Rose

THOSE FIRST FEW DAYS were as grim as any I can remember. I had no idea where I was, much less where I was going, and I could not stop thinking about the candle wax dripping onto his skin, the cry of despair, and the sleigh disappearing from my sight. I rewove the scene over and over in my head until I thought I would lose my reason.

I had caught a chill, no doubt from lying weeping in the snow, and was plagued by a nasty cough and a nose that wouldn't stop leaking.

I walked for three straight days without finding any sign of a town or farm. I chose my direction by instinct, thinking that I would follow in the general direction the sleigh had been heading—north. I still wore my nightdress under the vest, sweater, and cloak. But the weather was gradually warming, and most of the snow had melted by twilight of the third day.

The fourth day I came across a large farm. My spirits rose. I was hoping desperately for some kind of assistance—food, directions, anything. I had eaten nothing aside from what remained of Torsk's honey and the toffee Mother had given me many months before. But the closer I came to the first building, a pale blue barn of medium size, the clearer it became that the farm was abandoned. There was no sign of a living creature, human or animal. However, it did not look as though it had lain deserted long, for all the buildings were well maintained, and as I searched the grounds, I even found feed in the troughs, and heaps of dung that didn't look much older than several days. Suddenly it occurred to me that the farm may have supplied the raw material for all the fine food I had eaten at the castle, and I wondered if those who ran the farm had disappeared, as well as the animals, along with the man who had been a white bear.

Anything that I could have eaten had vanished as well, and I found only some dried-up carrots and beans at the bottom of a few pails in one of the barns. I stuffed those in my pocket and resumed my journey. There was a dense forest surrounding the farm and the traveling was difficult. It took at least a day and a half to get through the forest.

Finally I stumbled out of the tangle of the trees, onto a stretch of meadowland. I was weak, my stomach tight with hunger, and my cough had worsened. But much worse than either my hunger or the cough that tormented me was the sound that kept ringing in my ears, the cry of despair from the man who had been a white bear. I heard it as I walked through dull-green grass and knee-high shrubs. I heard it when I dozed fitfully at night.

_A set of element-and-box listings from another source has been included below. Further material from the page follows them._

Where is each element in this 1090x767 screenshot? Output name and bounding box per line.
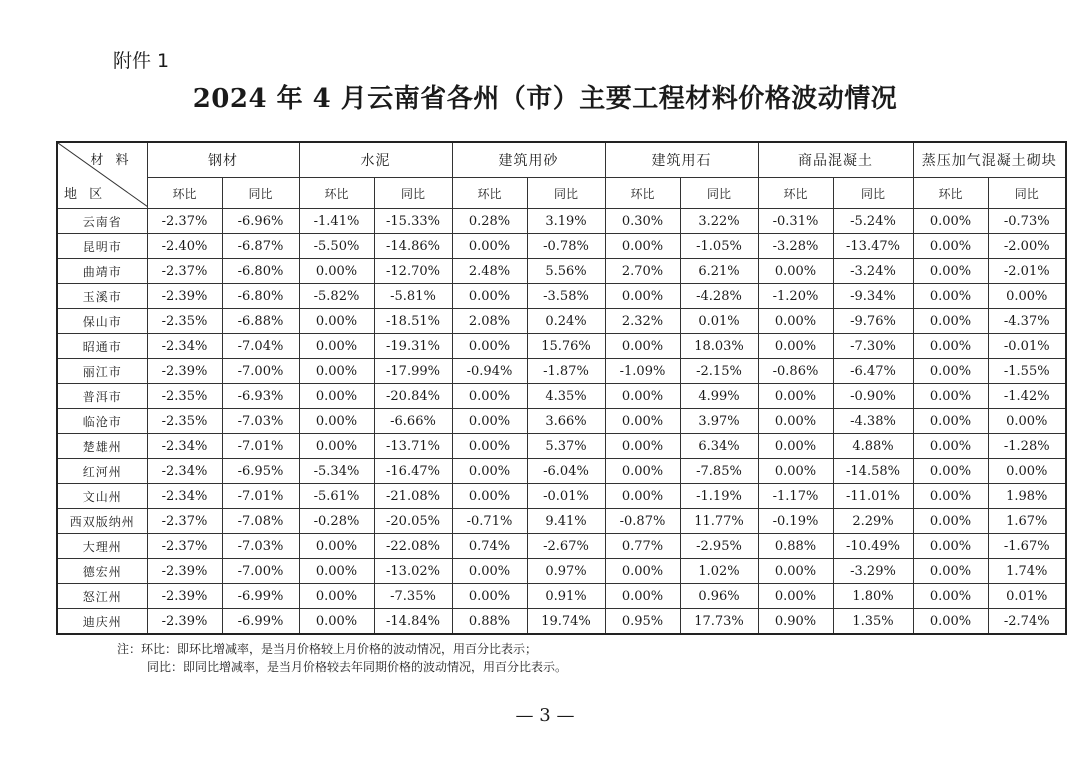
- sub-header-yoy: 同比: [374, 178, 452, 209]
- mom-value-cell: 0.00%: [605, 284, 680, 309]
- mom-value-cell: 0.00%: [299, 409, 374, 434]
- mom-value-cell: 0.00%: [299, 559, 374, 584]
- yoy-value-cell: 0.96%: [680, 584, 758, 609]
- yoy-value-cell: -6.99%: [222, 584, 299, 609]
- yoy-value-cell: -0.01%: [988, 334, 1066, 359]
- mom-value-cell: 0.00%: [605, 559, 680, 584]
- mom-value-cell: 0.00%: [913, 359, 988, 384]
- mom-value-cell: 0.00%: [913, 584, 988, 609]
- mom-value-cell: 0.90%: [758, 609, 833, 635]
- mom-value-cell: 0.00%: [299, 309, 374, 334]
- table-row: [57, 309, 1066, 334]
- yoy-value-cell: 1.80%: [833, 584, 913, 609]
- yoy-value-cell: -1.87%: [527, 359, 605, 384]
- yoy-value-cell: 0.00%: [988, 284, 1066, 309]
- material-header: 建筑用石: [605, 142, 758, 178]
- yoy-value-cell: -7.85%: [680, 459, 758, 484]
- mom-value-cell: -0.87%: [605, 509, 680, 534]
- table-row: [57, 409, 1066, 434]
- yoy-value-cell: -2.15%: [680, 359, 758, 384]
- yoy-value-cell: 5.37%: [527, 434, 605, 459]
- yoy-value-cell: 18.03%: [680, 334, 758, 359]
- mom-value-cell: 0.74%: [452, 534, 527, 559]
- sub-header-mom: 环比: [605, 178, 680, 209]
- mom-value-cell: -0.28%: [299, 509, 374, 534]
- yoy-value-cell: -10.49%: [833, 534, 913, 559]
- yoy-value-cell: -4.37%: [988, 309, 1066, 334]
- yoy-value-cell: 3.97%: [680, 409, 758, 434]
- price-table: [56, 141, 1067, 635]
- yoy-value-cell: 3.66%: [527, 409, 605, 434]
- table-row: [57, 234, 1066, 259]
- table-row: [57, 609, 1066, 635]
- mom-value-cell: -2.37%: [147, 209, 222, 234]
- corner-material-label: 材 料: [90, 153, 133, 168]
- mom-value-cell: -1.17%: [758, 484, 833, 509]
- yoy-value-cell: -6.80%: [222, 284, 299, 309]
- mom-value-cell: -5.61%: [299, 484, 374, 509]
- yoy-value-cell: 6.34%: [680, 434, 758, 459]
- yoy-value-cell: 4.88%: [833, 434, 913, 459]
- material-header: 商品混凝土: [758, 142, 913, 178]
- mom-value-cell: -0.31%: [758, 209, 833, 234]
- yoy-value-cell: -9.76%: [833, 309, 913, 334]
- mom-value-cell: -2.39%: [147, 359, 222, 384]
- yoy-value-cell: -2.74%: [988, 609, 1066, 635]
- yoy-value-cell: -5.81%: [374, 284, 452, 309]
- mom-value-cell: 0.00%: [299, 334, 374, 359]
- table-row: [57, 559, 1066, 584]
- yoy-value-cell: -1.67%: [988, 534, 1066, 559]
- mom-value-cell: -0.19%: [758, 509, 833, 534]
- mom-value-cell: -1.09%: [605, 359, 680, 384]
- yoy-value-cell: 2.29%: [833, 509, 913, 534]
- mom-value-cell: 0.00%: [299, 259, 374, 284]
- yoy-value-cell: 0.01%: [680, 309, 758, 334]
- corner-header: [57, 142, 147, 209]
- yoy-value-cell: -2.67%: [527, 534, 605, 559]
- region-cell: 保山市: [57, 309, 147, 334]
- region-cell: 丽江市: [57, 359, 147, 384]
- yoy-value-cell: -7.01%: [222, 434, 299, 459]
- yoy-value-cell: 0.01%: [988, 584, 1066, 609]
- sub-header-mom: 环比: [147, 178, 222, 209]
- mom-value-cell: -2.34%: [147, 334, 222, 359]
- region-cell: 普洱市: [57, 384, 147, 409]
- mom-value-cell: 2.32%: [605, 309, 680, 334]
- yoy-value-cell: 5.56%: [527, 259, 605, 284]
- mom-value-cell: 0.00%: [452, 234, 527, 259]
- sub-header-yoy: 同比: [833, 178, 913, 209]
- mom-value-cell: -2.34%: [147, 434, 222, 459]
- yoy-value-cell: -9.34%: [833, 284, 913, 309]
- mom-value-cell: 0.00%: [452, 409, 527, 434]
- mom-value-cell: 2.48%: [452, 259, 527, 284]
- yoy-value-cell: -6.96%: [222, 209, 299, 234]
- sub-header-mom: 环比: [758, 178, 833, 209]
- mom-value-cell: 0.00%: [452, 484, 527, 509]
- page-number: — 3 —: [515, 705, 575, 726]
- mom-value-cell: -1.41%: [299, 209, 374, 234]
- mom-value-cell: 0.00%: [452, 334, 527, 359]
- mom-value-cell: -5.34%: [299, 459, 374, 484]
- region-cell: 曲靖市: [57, 259, 147, 284]
- mom-value-cell: -2.37%: [147, 259, 222, 284]
- yoy-value-cell: 9.41%: [527, 509, 605, 534]
- yoy-value-cell: -3.58%: [527, 284, 605, 309]
- material-header: 钢材: [147, 142, 299, 178]
- sub-header-yoy: 同比: [527, 178, 605, 209]
- mom-value-cell: 0.00%: [913, 434, 988, 459]
- yoy-value-cell: -0.78%: [527, 234, 605, 259]
- mom-value-cell: 0.00%: [299, 434, 374, 459]
- yoy-value-cell: -2.95%: [680, 534, 758, 559]
- yoy-value-cell: -1.19%: [680, 484, 758, 509]
- table-row: [57, 384, 1066, 409]
- yoy-value-cell: -12.70%: [374, 259, 452, 284]
- mom-value-cell: 0.00%: [452, 434, 527, 459]
- mom-value-cell: 0.00%: [452, 459, 527, 484]
- yoy-value-cell: 4.35%: [527, 384, 605, 409]
- yoy-value-cell: -16.47%: [374, 459, 452, 484]
- yoy-value-cell: 3.22%: [680, 209, 758, 234]
- page-title: 2024 年 4 月云南省各州（市）主要工程材料价格波动情况: [192, 84, 898, 114]
- mom-value-cell: 0.00%: [452, 384, 527, 409]
- yoy-value-cell: -7.35%: [374, 584, 452, 609]
- yoy-value-cell: -13.02%: [374, 559, 452, 584]
- table-row: [57, 484, 1066, 509]
- mom-value-cell: 0.00%: [913, 259, 988, 284]
- yoy-value-cell: -6.47%: [833, 359, 913, 384]
- mom-value-cell: -2.39%: [147, 584, 222, 609]
- material-header: 建筑用砂: [452, 142, 605, 178]
- mom-value-cell: 0.00%: [605, 409, 680, 434]
- region-cell: 怒江州: [57, 584, 147, 609]
- yoy-value-cell: -13.47%: [833, 234, 913, 259]
- yoy-value-cell: -18.51%: [374, 309, 452, 334]
- yoy-value-cell: -4.38%: [833, 409, 913, 434]
- yoy-value-cell: -2.01%: [988, 259, 1066, 284]
- yoy-value-cell: -11.01%: [833, 484, 913, 509]
- yoy-value-cell: -14.84%: [374, 609, 452, 635]
- mom-value-cell: 0.00%: [913, 309, 988, 334]
- yoy-value-cell: 6.21%: [680, 259, 758, 284]
- yoy-value-cell: 0.97%: [527, 559, 605, 584]
- region-cell: 迪庆州: [57, 609, 147, 635]
- mom-value-cell: 0.00%: [913, 384, 988, 409]
- yoy-value-cell: -3.24%: [833, 259, 913, 284]
- yoy-value-cell: -1.05%: [680, 234, 758, 259]
- mom-value-cell: 0.00%: [605, 584, 680, 609]
- yoy-value-cell: -7.08%: [222, 509, 299, 534]
- yoy-value-cell: 0.91%: [527, 584, 605, 609]
- mom-value-cell: 0.00%: [758, 434, 833, 459]
- region-cell: 文山州: [57, 484, 147, 509]
- table-row: [57, 459, 1066, 484]
- table-row: [57, 584, 1066, 609]
- mom-value-cell: 0.00%: [758, 259, 833, 284]
- mom-value-cell: 0.28%: [452, 209, 527, 234]
- yoy-value-cell: -2.00%: [988, 234, 1066, 259]
- mom-value-cell: -2.39%: [147, 559, 222, 584]
- mom-value-cell: 0.00%: [758, 334, 833, 359]
- table-row: [57, 534, 1066, 559]
- table-body: [57, 209, 1066, 635]
- note-line-1: 注：环比：即环比增减率，是当月价格较上月价格的波动情况，用百分比表示；: [117, 642, 538, 656]
- yoy-value-cell: 3.19%: [527, 209, 605, 234]
- table-row: [57, 284, 1066, 309]
- region-cell: 红河州: [57, 459, 147, 484]
- mom-value-cell: 0.00%: [913, 509, 988, 534]
- mom-value-cell: 0.00%: [299, 609, 374, 635]
- corner-region-label: 地 区: [64, 187, 107, 202]
- yoy-value-cell: -7.00%: [222, 559, 299, 584]
- mom-value-cell: 0.00%: [452, 584, 527, 609]
- yoy-value-cell: -6.87%: [222, 234, 299, 259]
- mom-value-cell: 0.30%: [605, 209, 680, 234]
- yoy-value-cell: -21.08%: [374, 484, 452, 509]
- mom-value-cell: 0.00%: [758, 459, 833, 484]
- material-header: 蒸压加气混凝土砌块: [913, 142, 1066, 178]
- mom-value-cell: 0.00%: [913, 284, 988, 309]
- mom-value-cell: 0.00%: [452, 284, 527, 309]
- mom-value-cell: 0.00%: [299, 584, 374, 609]
- mom-value-cell: -2.34%: [147, 459, 222, 484]
- mom-value-cell: -2.35%: [147, 309, 222, 334]
- mom-value-cell: -3.28%: [758, 234, 833, 259]
- yoy-value-cell: -14.86%: [374, 234, 452, 259]
- yoy-value-cell: -15.33%: [374, 209, 452, 234]
- yoy-value-cell: -6.99%: [222, 609, 299, 635]
- mom-value-cell: 0.00%: [605, 384, 680, 409]
- yoy-value-cell: -6.80%: [222, 259, 299, 284]
- note-line-2: 同比：即同比增减率，是当月价格较去年同期价格的波动情况，用百分比表示。: [147, 660, 568, 674]
- yoy-value-cell: -20.05%: [374, 509, 452, 534]
- mom-value-cell: 0.00%: [913, 234, 988, 259]
- mom-value-cell: -2.39%: [147, 609, 222, 635]
- table-row: [57, 434, 1066, 459]
- region-cell: 云南省: [57, 209, 147, 234]
- yoy-value-cell: -22.08%: [374, 534, 452, 559]
- region-cell: 昭通市: [57, 334, 147, 359]
- yoy-value-cell: -20.84%: [374, 384, 452, 409]
- yoy-value-cell: -6.95%: [222, 459, 299, 484]
- yoy-value-cell: -5.24%: [833, 209, 913, 234]
- region-cell: 临沧市: [57, 409, 147, 434]
- mom-value-cell: 0.88%: [758, 534, 833, 559]
- mom-value-cell: -2.39%: [147, 284, 222, 309]
- table-row: [57, 334, 1066, 359]
- mom-value-cell: 0.00%: [605, 434, 680, 459]
- mom-value-cell: 0.00%: [913, 209, 988, 234]
- yoy-value-cell: 11.77%: [680, 509, 758, 534]
- mom-value-cell: 0.00%: [605, 234, 680, 259]
- yoy-value-cell: -1.42%: [988, 384, 1066, 409]
- region-cell: 玉溪市: [57, 284, 147, 309]
- yoy-value-cell: -1.55%: [988, 359, 1066, 384]
- region-cell: 楚雄州: [57, 434, 147, 459]
- table-row: [57, 359, 1066, 384]
- mom-value-cell: 0.95%: [605, 609, 680, 635]
- yoy-value-cell: -6.93%: [222, 384, 299, 409]
- mom-value-cell: -5.82%: [299, 284, 374, 309]
- yoy-value-cell: -7.03%: [222, 534, 299, 559]
- mom-value-cell: 0.00%: [913, 334, 988, 359]
- yoy-value-cell: -7.01%: [222, 484, 299, 509]
- yoy-value-cell: -14.58%: [833, 459, 913, 484]
- yoy-value-cell: 0.24%: [527, 309, 605, 334]
- yoy-value-cell: -7.04%: [222, 334, 299, 359]
- mom-value-cell: -0.94%: [452, 359, 527, 384]
- mom-value-cell: -2.37%: [147, 509, 222, 534]
- yoy-value-cell: 1.02%: [680, 559, 758, 584]
- material-header: 水泥: [299, 142, 452, 178]
- sub-header-mom: 环比: [299, 178, 374, 209]
- yoy-value-cell: 0.00%: [988, 409, 1066, 434]
- mom-value-cell: -1.20%: [758, 284, 833, 309]
- yoy-value-cell: 15.76%: [527, 334, 605, 359]
- yoy-value-cell: -3.29%: [833, 559, 913, 584]
- mom-value-cell: 0.00%: [913, 484, 988, 509]
- yoy-value-cell: 1.98%: [988, 484, 1066, 509]
- mom-value-cell: 0.00%: [913, 609, 988, 635]
- sub-header-row: [57, 178, 1066, 209]
- sub-header-mom: 环比: [452, 178, 527, 209]
- mom-value-cell: -5.50%: [299, 234, 374, 259]
- attachment-label: 附件 1: [113, 50, 170, 72]
- mom-value-cell: -2.35%: [147, 409, 222, 434]
- table-row: [57, 209, 1066, 234]
- yoy-value-cell: -6.66%: [374, 409, 452, 434]
- mom-value-cell: 0.00%: [605, 334, 680, 359]
- mom-value-cell: 0.00%: [758, 409, 833, 434]
- sub-header-yoy: 同比: [222, 178, 299, 209]
- mom-value-cell: 0.00%: [913, 559, 988, 584]
- yoy-value-cell: -0.01%: [527, 484, 605, 509]
- mom-value-cell: -2.35%: [147, 384, 222, 409]
- mom-value-cell: -2.37%: [147, 534, 222, 559]
- mom-value-cell: 2.08%: [452, 309, 527, 334]
- yoy-value-cell: -6.88%: [222, 309, 299, 334]
- table-row: [57, 509, 1066, 534]
- mom-value-cell: -2.40%: [147, 234, 222, 259]
- mom-value-cell: 0.00%: [299, 384, 374, 409]
- region-cell: 西双版纳州: [57, 509, 147, 534]
- mom-value-cell: 0.00%: [605, 459, 680, 484]
- mom-value-cell: 0.00%: [758, 584, 833, 609]
- table-row: [57, 259, 1066, 284]
- mom-value-cell: 0.00%: [913, 459, 988, 484]
- yoy-value-cell: -17.99%: [374, 359, 452, 384]
- mom-value-cell: 0.00%: [299, 534, 374, 559]
- mom-value-cell: 0.00%: [913, 409, 988, 434]
- mom-value-cell: -0.86%: [758, 359, 833, 384]
- sub-header-mom: 环比: [913, 178, 988, 209]
- mom-value-cell: -0.71%: [452, 509, 527, 534]
- sub-header-yoy: 同比: [988, 178, 1066, 209]
- yoy-value-cell: 1.74%: [988, 559, 1066, 584]
- sub-header-yoy: 同比: [680, 178, 758, 209]
- yoy-value-cell: -4.28%: [680, 284, 758, 309]
- yoy-value-cell: -7.30%: [833, 334, 913, 359]
- yoy-value-cell: 0.00%: [988, 459, 1066, 484]
- mom-value-cell: -2.34%: [147, 484, 222, 509]
- region-cell: 德宏州: [57, 559, 147, 584]
- material-header-row: [57, 142, 1066, 178]
- yoy-value-cell: -7.00%: [222, 359, 299, 384]
- mom-value-cell: 0.77%: [605, 534, 680, 559]
- yoy-value-cell: 4.99%: [680, 384, 758, 409]
- yoy-value-cell: -6.04%: [527, 459, 605, 484]
- mom-value-cell: 0.00%: [913, 534, 988, 559]
- yoy-value-cell: 17.73%: [680, 609, 758, 635]
- region-cell: 大理州: [57, 534, 147, 559]
- yoy-value-cell: -1.28%: [988, 434, 1066, 459]
- yoy-value-cell: 1.35%: [833, 609, 913, 635]
- mom-value-cell: 0.88%: [452, 609, 527, 635]
- yoy-value-cell: -0.73%: [988, 209, 1066, 234]
- mom-value-cell: 0.00%: [758, 309, 833, 334]
- mom-value-cell: 0.00%: [299, 359, 374, 384]
- yoy-value-cell: -7.03%: [222, 409, 299, 434]
- yoy-value-cell: -19.31%: [374, 334, 452, 359]
- region-cell: 昆明市: [57, 234, 147, 259]
- mom-value-cell: 0.00%: [605, 484, 680, 509]
- mom-value-cell: 0.00%: [758, 559, 833, 584]
- mom-value-cell: 0.00%: [452, 559, 527, 584]
- yoy-value-cell: -0.90%: [833, 384, 913, 409]
- mom-value-cell: 2.70%: [605, 259, 680, 284]
- yoy-value-cell: 19.74%: [527, 609, 605, 635]
- yoy-value-cell: -13.71%: [374, 434, 452, 459]
- mom-value-cell: 0.00%: [758, 384, 833, 409]
- yoy-value-cell: 1.67%: [988, 509, 1066, 534]
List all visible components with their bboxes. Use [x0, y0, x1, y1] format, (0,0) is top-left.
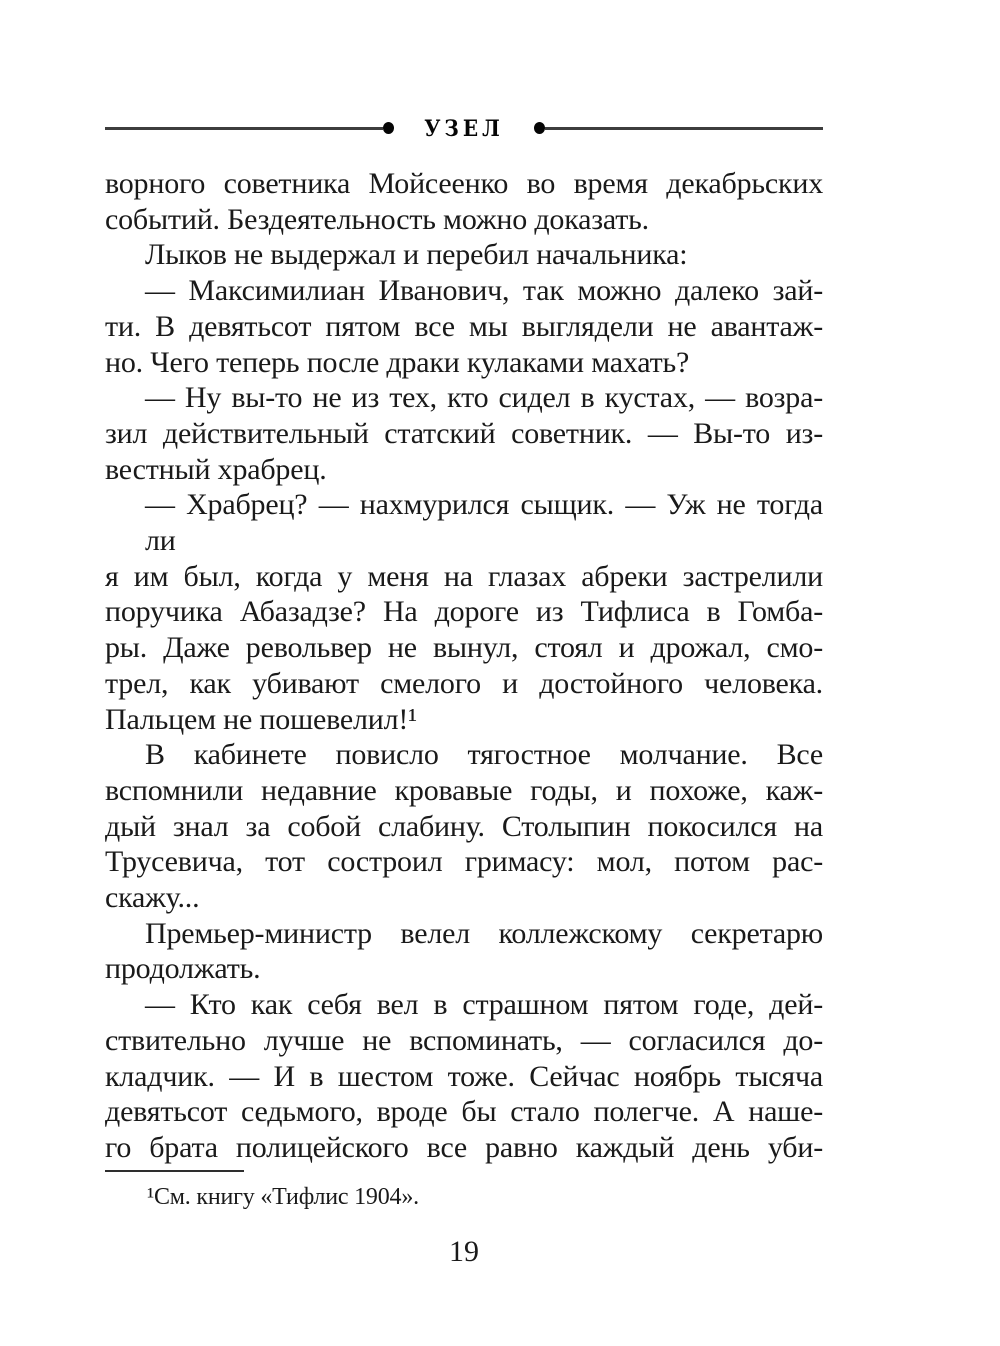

I heard it when I awoke to a pale wintry sun. But I continued to struggle forward, telling myself that somehow I would make things right again.

Though I did not see any specific places I recognized, the gently rolling hills and the shapes of the trees were familiar to me from my journeys with the white bear. I knew it was winter, but clearly the winters in this land were much milder than in Njord, and some of the time it was warm enough for me to take off my cloak.

On the seventh day it began to rain. That night I made myself a bed of leaves in a small grove of some kind of broad-leaved tree I did not recognize. After eating the last of the shriveled carrots, I slept restlessly and awoke feeling feverish. When I got unsteadily to my feet, I was wracked by a cough that doubled me over. I sank to my knees, feeling lightheaded and dizzy. All I had eaten for the past seven days were toffees and the few shriveled carrots and beans. I thought ruefully of the last meal I had had in the castle. Melting-soft bread and creamy butter and herb-crusted meat with tender chunks of vegetables...

I groaned.

I was able to travel only a short distance that day, too weak to stay upright for long. That night I huddled under some bushes, feeling damp and chilled, though my face felt hot with fever. When I awoke I could barely move. Every time I lifted my head, the world around me spun crazily, and deep, hacking coughs felt like they would split my chest apart. I forced myself to my hands and knees and crawled forward but was stopped by another spasm of coughing.

I lifted my blurred eyes to look at the sky. I'm not going to make it, I thought. But I have to. Then I saw something that made me blink. A thin curve of wood-smoke against the gray sky.

I staggered to my feet and took several steps forward. But then I tripped over a low-lying shrub and fell to the ground. I began coughing and could not stop. Finally it subsided and I lay there, wrung out, my eyes closed.

I thought I might just go to sleep for a while, and then the cry of despair from the man who had been a white bear rang again in my ears. "I have to get up," I croaked. I struggled to raise myself, but a mist of gray veiled my eyes and I sank back to the ground, resigned. So weary. I heard footsteps in the grass, but it did not matter. "I'm sorry," I murmured, then slipped into unconsciousness.